A cette occasion, Fleur Pellerin, secrétaire d’État française au Commerce extérieur, s’est félicitée des opportunités existant dans l’agriculture ou la santé, de la réforme énergétique en cours et surtout du grand programme national d’infrastructures de 700 projets (lignes ferroviaires, aéroports…). Pour les relations commerciales, 2013 a été une année record, avec 3,9 milliards d’euros, dont 2,4 milliards d’exportations de l’Hexagone. La secrétaire d’État a aussi rappelé que des instruments bilatéraux efficaces avaient été mis en place, comme le Conseil stratégique franco-mexicain (CSFM), visant à identifier les secteurs de partenariat.
Quatre priorités : aéronautique, énergie, santé, transport
Selon Philippe Faure, co-président du CSFM et représentant spécial de la France pour le Mexique, quatre grands pôles doivent être développés : aéronautique, énergie, santé, transport. En 2009, Paris et Mexico ont notamment signé une lettre d’intention prévoyant la construction d’un Campus franco-mexicain des métiers de l’aéronautique à l’université aéronautique à Querétaro (Unaq).

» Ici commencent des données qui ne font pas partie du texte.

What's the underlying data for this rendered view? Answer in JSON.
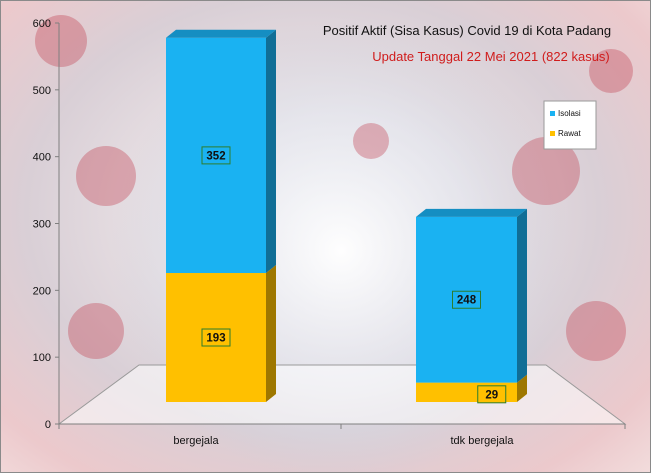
{
  "chart_data": {
    "type": "bar",
    "stacked": true,
    "title": "Positif Aktif  (Sisa Kasus) Covid 19 di Kota Padang",
    "subtitle": "Update Tanggal  22 Mei 2021  (822 kasus)",
    "categories": [
      "bergejala",
      "tdk bergejala"
    ],
    "series": [
      {
        "name": "Rawat",
        "values": [
          193,
          29
        ],
        "color": "#ffc000"
      },
      {
        "name": "Isolasi",
        "values": [
          352,
          248
        ],
        "color": "#1ab2f2"
      }
    ],
    "ylim": [
      0,
      600
    ],
    "yticks": [
      "0",
      "100",
      "200",
      "300",
      "400",
      "500",
      "600"
    ],
    "grid": false,
    "legend": "right",
    "three_d": true
  }
}
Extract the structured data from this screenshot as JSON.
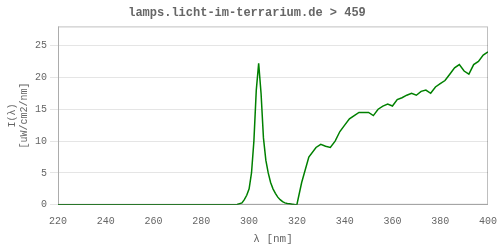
{
  "chart_data": {
    "type": "line",
    "title": "lamps.licht-im-terrarium.de > 459",
    "xlabel": "λ [nm]",
    "ylabel": "I(λ)\n[uW/cm2/nm]",
    "color": "#008000",
    "grid": "y",
    "xlim": [
      220,
      400
    ],
    "ylim": [
      0,
      28
    ],
    "xticks": [
      220,
      240,
      260,
      280,
      300,
      320,
      340,
      360,
      380,
      400
    ],
    "yticks": [
      0,
      5,
      10,
      15,
      20,
      25
    ],
    "x": [
      220,
      240,
      260,
      280,
      290,
      293,
      295,
      297,
      298,
      299,
      300,
      301,
      302,
      303,
      304,
      305,
      306,
      307,
      308,
      309,
      310,
      311,
      312,
      313,
      314,
      315,
      316,
      317,
      318,
      319,
      320,
      322,
      325,
      328,
      330,
      332,
      334,
      336,
      338,
      340,
      342,
      344,
      346,
      348,
      350,
      352,
      354,
      356,
      358,
      360,
      362,
      364,
      366,
      368,
      370,
      372,
      374,
      376,
      378,
      380,
      382,
      384,
      386,
      388,
      390,
      392,
      394,
      396,
      398,
      400
    ],
    "values": [
      0,
      0,
      0,
      0,
      0,
      0,
      0.05,
      0.3,
      0.8,
      1.5,
      2.5,
      5.0,
      10.0,
      18.0,
      22.2,
      17.5,
      10.5,
      7.0,
      5.0,
      3.5,
      2.5,
      1.8,
      1.2,
      0.8,
      0.5,
      0.3,
      0.2,
      0.15,
      0.1,
      0.05,
      0.02,
      3.5,
      7.5,
      9.0,
      9.5,
      9.2,
      9.0,
      10.0,
      11.5,
      12.5,
      13.5,
      14.0,
      14.5,
      14.5,
      14.5,
      14.0,
      15.0,
      15.5,
      15.8,
      15.5,
      16.5,
      16.8,
      17.2,
      17.5,
      17.2,
      17.8,
      18.0,
      17.5,
      18.5,
      19.0,
      19.5,
      20.5,
      21.5,
      22.0,
      21.0,
      20.5,
      22.0,
      22.5,
      23.5,
      24.0
    ]
  }
}
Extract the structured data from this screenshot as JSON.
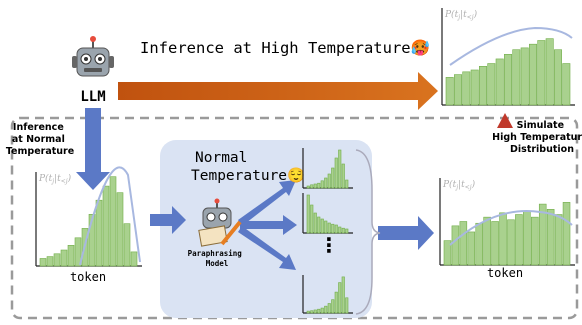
{
  "header": {
    "title": "Inference at High Temperature",
    "emoji": "🥵"
  },
  "llm": {
    "label": "LLM"
  },
  "axis_label": {
    "p": "P(t",
    "j": "j",
    "bar": "|t",
    "lt": "<j",
    "close": ")"
  },
  "left": {
    "caption": [
      "Inference",
      "at Normal",
      "Temperature"
    ],
    "x_label": "token"
  },
  "middle": {
    "title": [
      "Normal",
      "Temperature"
    ],
    "emoji": "😌",
    "model": [
      "Paraphrasing",
      "Model"
    ],
    "dots": "⋮"
  },
  "right": {
    "caption": [
      "Simulate",
      "High Temperature",
      "Distribution"
    ],
    "x_label": "token"
  }
}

Impliqué dans ce projet, Airbus injecte 100 millions de dollars d’investissement dans la phase 1 de sa nouvelle usine d’hélicoptères, près de cette ville. En outre, la compagnie. doit livrer au Mexique 136 avions, surtout à partir de 2015, aux compagnies Interjet, Volaris et Aerobus. Par ailleurs, un fonds, présidé par Fernando Chico Pardo, fondateur de Promecap Capital de Desarrollo, doit permettre à des PME françaises de la « supply chain » d’Airbus notamment de sortir de l’Hexagone pour se rapprocher de l’avionneur, qui cherche depuis plusieurs années à produire davantage en zone dollar.
Pour sa part, Safran (plus de 5 000 employés) a investi plus de 1 milliard d’euros en dix ans et développe des programmes dans les drones ou les moteurs électriques. Le groupe participe ainsi à la fabrication du moteur Powerjet Sam 146 qui contribue au succès de l’avion moyen-courrier Soukhoï Superjet 100 mis en service en septembre 2013 par la compagnie mexicaine Interjet.

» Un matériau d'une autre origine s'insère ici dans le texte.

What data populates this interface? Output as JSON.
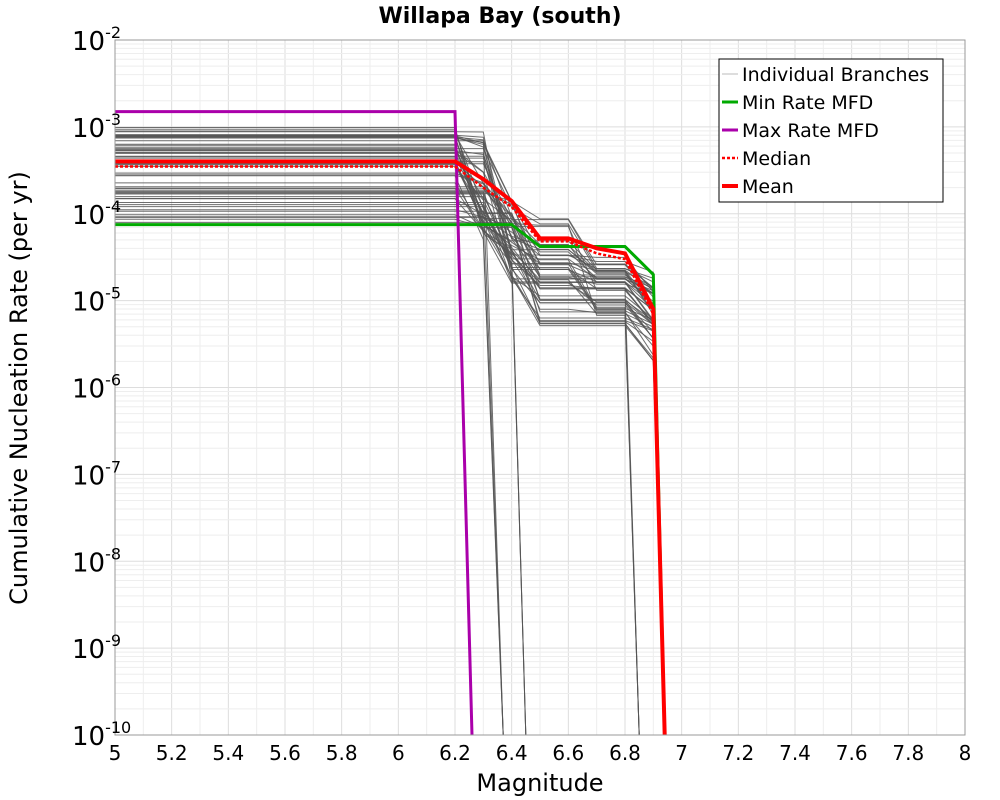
{
  "chart_data": {
    "type": "line",
    "title": "Willapa Bay (south)",
    "xlabel": "Magnitude",
    "ylabel": "Cumulative Nucleation Rate (per yr)",
    "xlim": [
      5,
      8
    ],
    "ylim": [
      1e-10,
      0.01
    ],
    "y_scale": "log",
    "grid": true,
    "legend_position": "top-right",
    "x_ticks": [
      "5",
      "5.2",
      "5.4",
      "5.6",
      "5.8",
      "6",
      "6.2",
      "6.4",
      "6.6",
      "6.8",
      "7",
      "7.2",
      "7.4",
      "7.6",
      "7.8",
      "8"
    ],
    "y_ticks": [
      {
        "base": "10",
        "exp": "-2"
      },
      {
        "base": "10",
        "exp": "-3"
      },
      {
        "base": "10",
        "exp": "-4"
      },
      {
        "base": "10",
        "exp": "-5"
      },
      {
        "base": "10",
        "exp": "-6"
      },
      {
        "base": "10",
        "exp": "-7"
      },
      {
        "base": "10",
        "exp": "-8"
      },
      {
        "base": "10",
        "exp": "-9"
      },
      {
        "base": "10",
        "exp": "-10"
      }
    ],
    "legend": [
      {
        "label": "Individual Branches",
        "color": "#bbbbbb",
        "style": "solid-thin"
      },
      {
        "label": "Min Rate MFD",
        "color": "#00aa00",
        "style": "solid"
      },
      {
        "label": "Max Rate MFD",
        "color": "#aa00aa",
        "style": "solid"
      },
      {
        "label": "Median",
        "color": "#ff0000",
        "style": "dotted"
      },
      {
        "label": "Mean",
        "color": "#ff0000",
        "style": "solid-thick"
      }
    ],
    "branch_color": "#555555",
    "branch_count_approx": 60,
    "series": [
      {
        "name": "Min Rate MFD",
        "color": "#00aa00",
        "x": [
          5.0,
          6.2,
          6.3,
          6.4,
          6.5,
          6.6,
          6.7,
          6.8,
          6.9,
          6.94
        ],
        "y": [
          7.5e-05,
          7.5e-05,
          7.5e-05,
          7.5e-05,
          4.2e-05,
          4.2e-05,
          4.2e-05,
          4.2e-05,
          2e-05,
          1e-10
        ]
      },
      {
        "name": "Max Rate MFD",
        "color": "#aa00aa",
        "x": [
          5.0,
          6.2,
          6.26
        ],
        "y": [
          0.0015,
          0.0015,
          1e-10
        ]
      },
      {
        "name": "Median",
        "color": "#ff0000",
        "x": [
          5.0,
          6.2,
          6.3,
          6.4,
          6.5,
          6.6,
          6.7,
          6.8,
          6.9,
          6.94
        ],
        "y": [
          0.00035,
          0.00035,
          0.0002,
          0.00012,
          4.8e-05,
          4.8e-05,
          3.5e-05,
          3e-05,
          7e-06,
          1e-10
        ]
      },
      {
        "name": "Mean",
        "color": "#ff0000",
        "x": [
          5.0,
          6.2,
          6.3,
          6.4,
          6.5,
          6.6,
          6.7,
          6.8,
          6.9,
          6.94
        ],
        "y": [
          0.0004,
          0.0004,
          0.00025,
          0.00014,
          5.2e-05,
          5.2e-05,
          4e-05,
          3.5e-05,
          8e-06,
          1e-10
        ]
      }
    ]
  }
}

De même, les grands laboratoires pharmaceutiques sont très actifs, à l’instar de Sanofi Pasteur dans les vaccins. « Le Mexique est confronté au fléau de l’obésité ou au diabète et nous allons organiser des Assises franco-mexicaines dans la santé autour du 14 juillet », a dévoilé Philippe Faure. Le coprésident du CSFM a aussi mis en avant les coopérations lancées dans la télémédecine, la création d’un Samu mexicain, la mise en place d’un dispositif de sécurité sociale, intégrant, notamment, la carte vitale.
Philippe Faure : « tous les sujets sont sur la table, du gaz de schiste au solaire »
Dans l’énergie, « tous les sujets sont sur la table, du gaz de schiste au solaire, éventuellement le nucléaire », selon Philippe Faure. Total, Gaz de France Suez, EDF et l’IFP ont mené récemment une mission sur le terrain. « Il s’agirait plutôt de nouer des partenariats que de s’intéresser à des privatisations sauvages et le fonds constitué pour les PME et PMI pourrait aussi jouer un rôle d’accompagnement dans ce domaine », se félicite le représentant spécial de la France.
Enfin dans le transport, le coprésident du CSFM a évoqué les appels d’offres et les opportunités offertes par les projets de métro, de train ou par le nouvel aéroport de Mexico ou l’extension de l’ouvrage existant.
Répondant à une question de Julien Rodriguez, directeur Export de Boccard (ensemblier industriel) sur l’agriculture, Philippe Faure a indiqué que ce secteur figure « dans les prochains objectifs ». « Nous y avons d’autant plus intérêt, a-t-il ajouté, que nos exportations sont faibles au Mexique, hormis dans les vins et spiritueux ». Malgré le développement du champagne ou de la vodka du groupe Pernod Ricard, le Mexique demeure un pays où la population privilégie la consommation de bière et de téquila.